Horses can consume 1 ½ % – 2% of their body weight per day in forage. For a 1000 lb. horse that’s 15-20 pounds of hay/pasture per day. If your horse is underweight, weigh his hay and make sure he is consuming enough. Sometimes an underweight horse is just not eating enough hay.
If your horse lives in a herd, you may need to separate him at feeding time so you can monitor how much hay he is eating.
In addition, consider high quality hay for your senior horse. As they age, they don’t have the same wiggle room they had when they were younger.

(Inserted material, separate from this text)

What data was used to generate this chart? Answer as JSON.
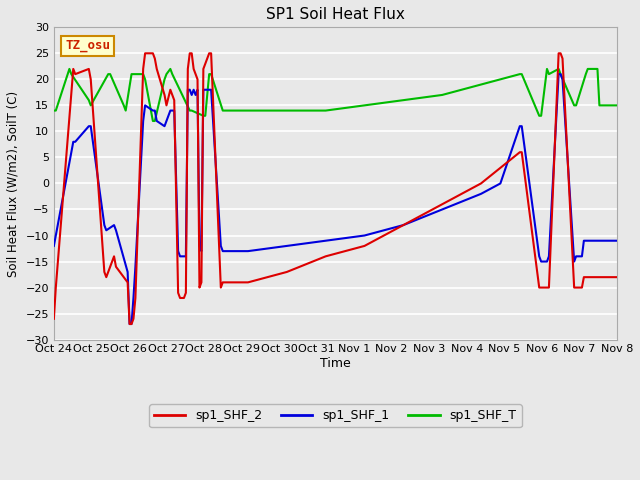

One senior horse I have came to me with his ribs beginning to show. I took him off all grain, and put him on 20 pounds of high quality hay per day. (He is 1100 lbs.) It’s been several years now, and he has been able to maintain his weight on hay and pasture alone.
Another senior horse I have can no longer chew hay, so he gets soaked hay pellets. Again, I feed him 15 pounds of pellets per day. (He is 1000 lbs.). He also maintains his weight well.
While there are other ways to help a horse put on weight, I prefer to start with high quality forage at 1 ½ – 2 % of their body weight. Once this need is met, it’s amazing to see how senior horses respond. Sometimes that’s all they needed.